The most effective systems create feedback loops that refine identity models continuously. When a verification error occurs, companies can retrain machine learning models, update rules or adjust the level of friction applied during onboarding.

That process increasingly relies on artificial intelligence and pattern analysis.

Organizations can analyze device information, transaction history and behavioral signals before a customer even reaches the most demanding verification steps. These early assessments provide a preliminary view of risk and help determine whether additional identity checks are necessary.

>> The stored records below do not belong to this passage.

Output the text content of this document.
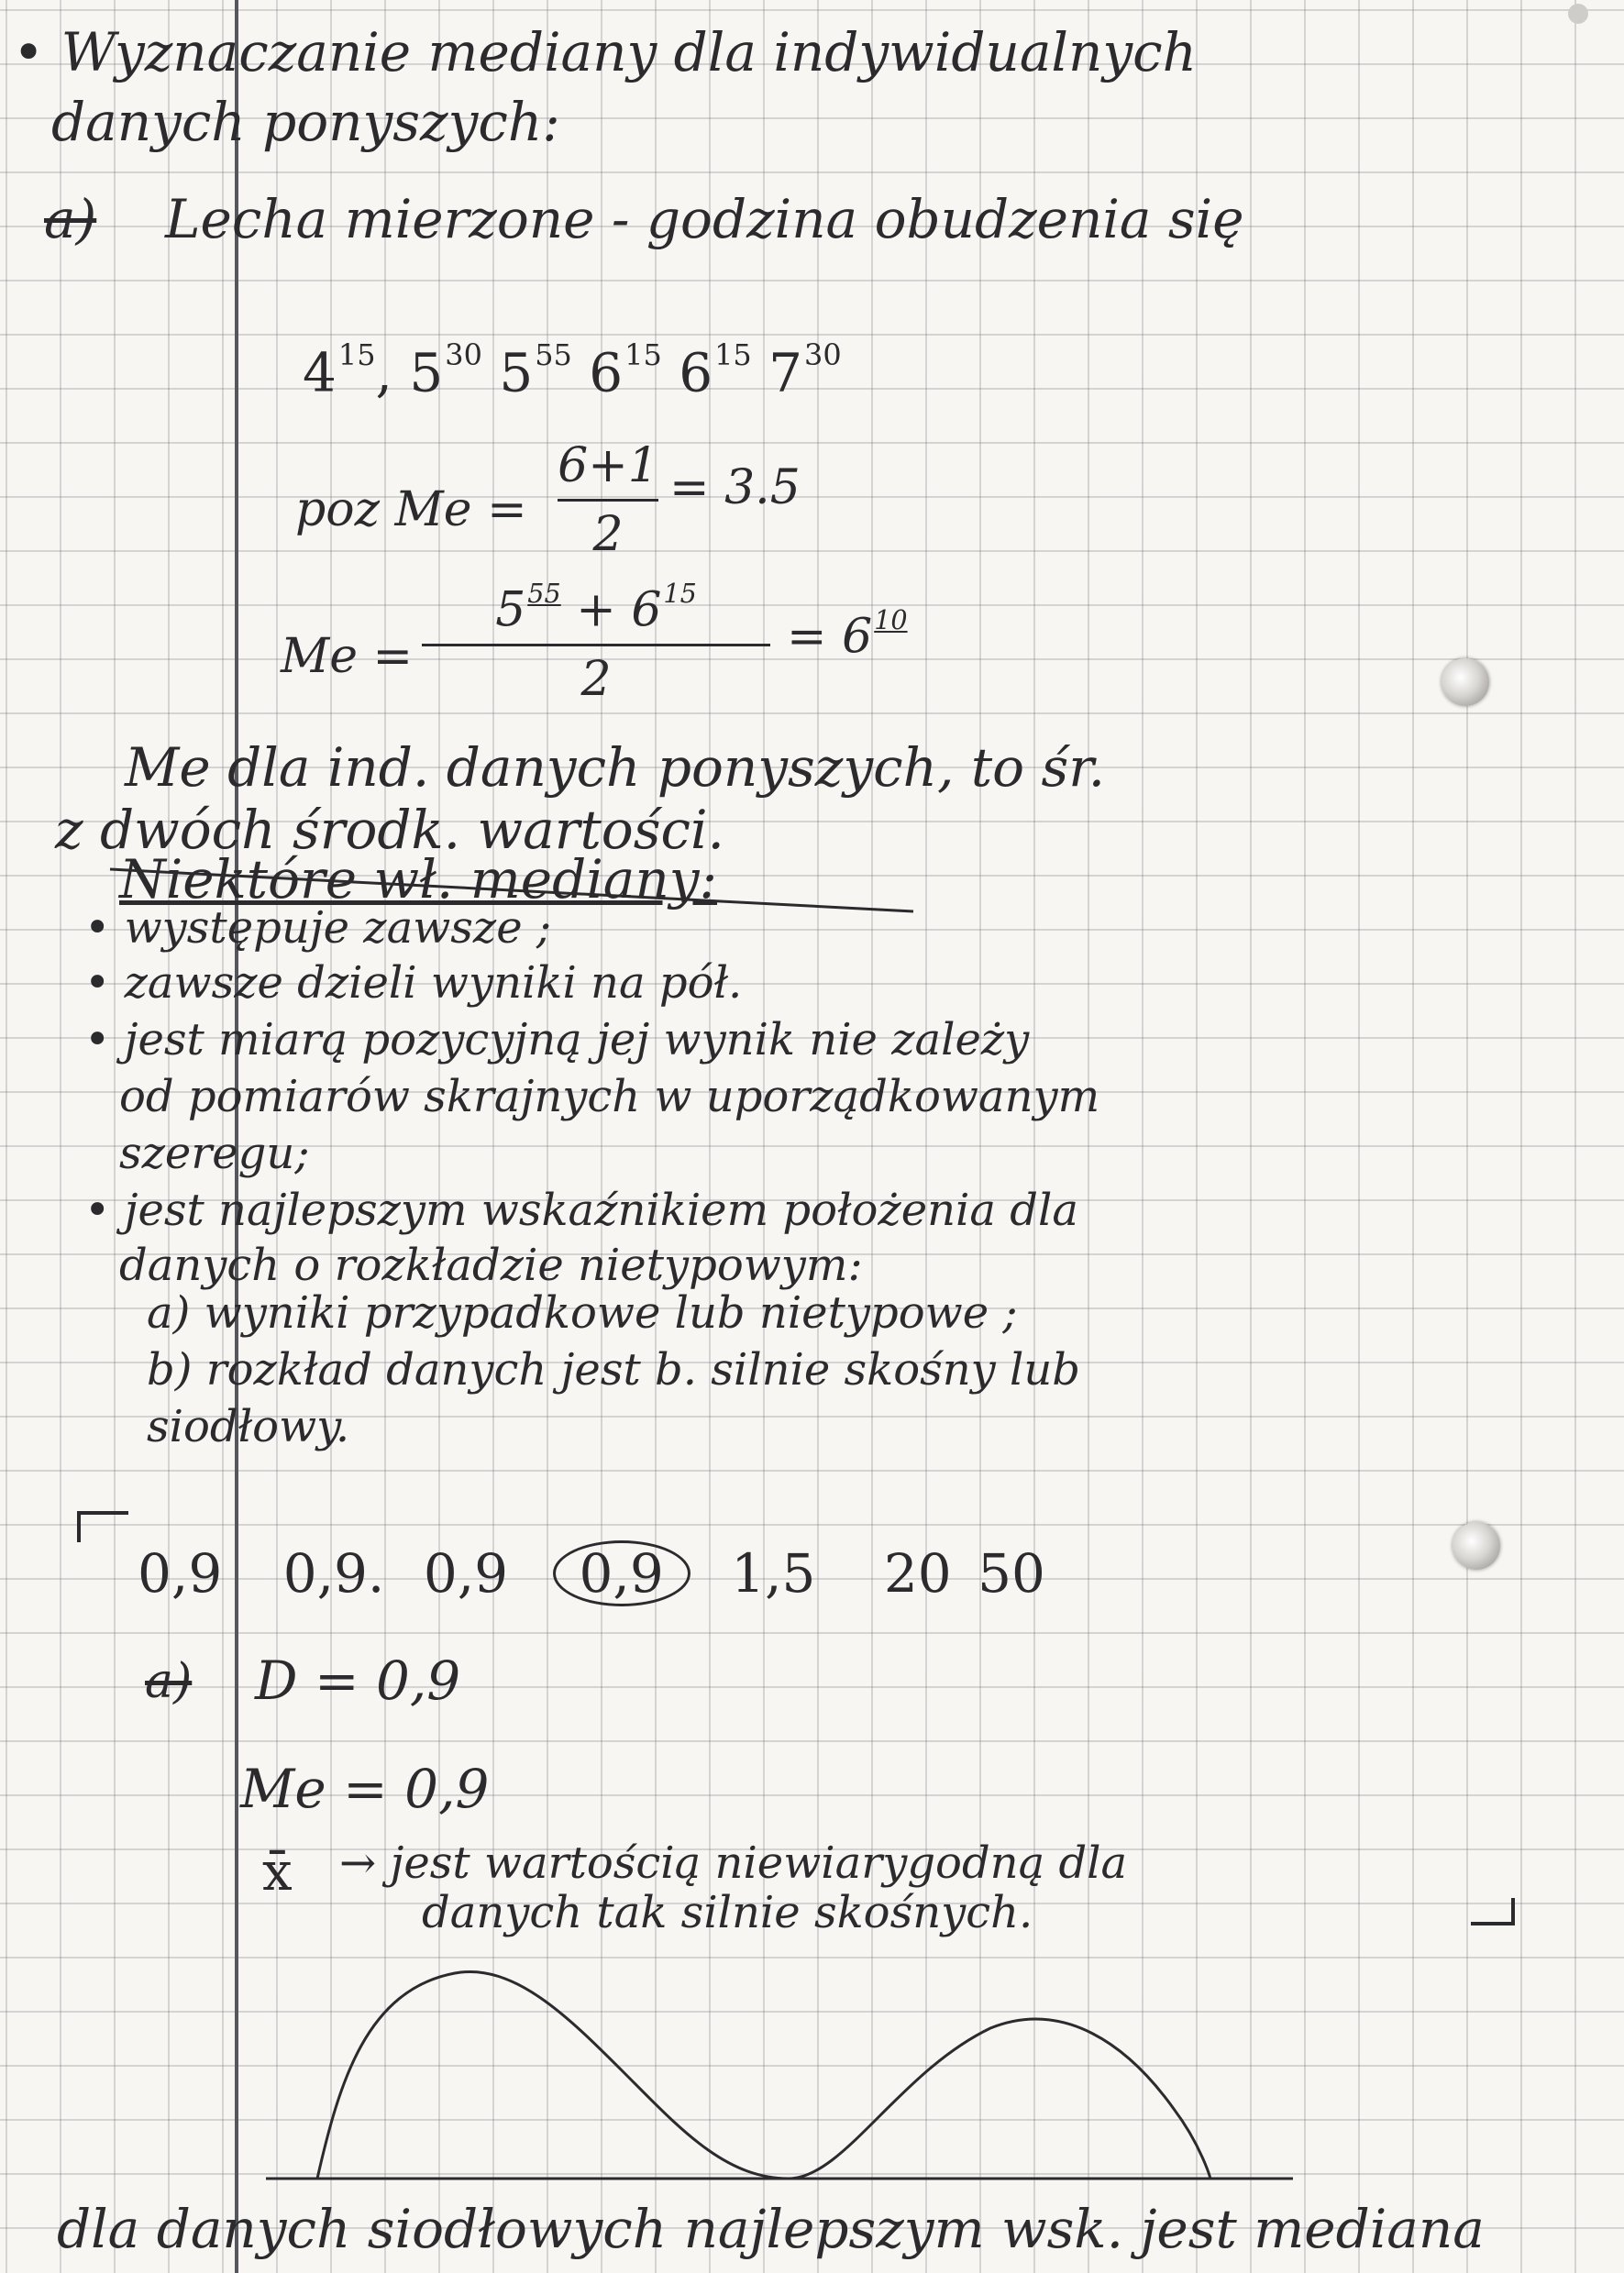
• Wyznaczanie mediany dla indywidualnych
danych ponyszych:
a) Lecha mierzone - godzina obudzenia się
$4^{15}$, $5^{30}$ $5^{55}$ $6^{15}$ $6^{15}$ $7^{30}$
poz Me =
6+1
2
= 3.5
Me =
$5^{55} + 6^{15}$
2
= $6^{10}$
Me dla ind. danych ponyszych, to śr.
z dwóch środk. wartości.
Niektóre wł. mediany:
• występuje zawsze ;
• zawsze dzieli wyniki na pół.
• jest miarą pozycyjną jej wynik nie zależy
od pomiarów skrajnych w uporządkowanym
szeregu;
• jest najlepszym wskaźnikiem położenia dla
danych o rozkładzie nietypowym:
a) wyniki przypadkowe lub nietypowe ;
b) rozkład danych jest b. silnie skośny lub
siodłowy.
0,9 0,9. 0,9 0,9 1,5 20 50
a) D = 0,9
Me = 0,9
x̄ → jest wartością niewiarygodną dla
danych tak silnie skośnych.
dla danych siodłowych najlepszym wsk. jest mediana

The Expanding Complexity of Digital Identity

Identity verification has grown more complicated as fraud networks adopt increasingly sophisticated tactics. Synthetic identities, shell corporations and layered ownership structures create new challenges for financial institutions attempting to determine who is actually behind a transaction.

For Lonas, that reality reinforces the importance of comprehensive verification strategies.

“The world has become a very complicated place,” he said. “You have synthetic identities, fake businesses, shell corporations and multiple levels of companies and individuals behind them.”

Organizations must therefore employ a range of tools to establish trust, from data-driven identity checks to document verification and behavioral analysis. The goal is not simply to confirm that an individual exists, but to determine whether the identity presented truly represents the person behind the transaction.

In practice, that means combining multiple verification methods while minimizing unnecessary friction for legitimate users.

Building Trust Through Intelligent Onboarding

Despite the complexity of identity verification, the central objective remains straightforward. Financial institutions and digital platforms must build trust while allowing legitimate customers to enter their ecosystems efficiently.

For Lonas, achieving that goal requires a disciplined approach that combines technology, data and adaptive decision-making.

“The big takeaway is the level of sophistication in verifying someone and knowing your customer or the business you’re interacting with,” he said. “You have to employ every tool at your disposal.”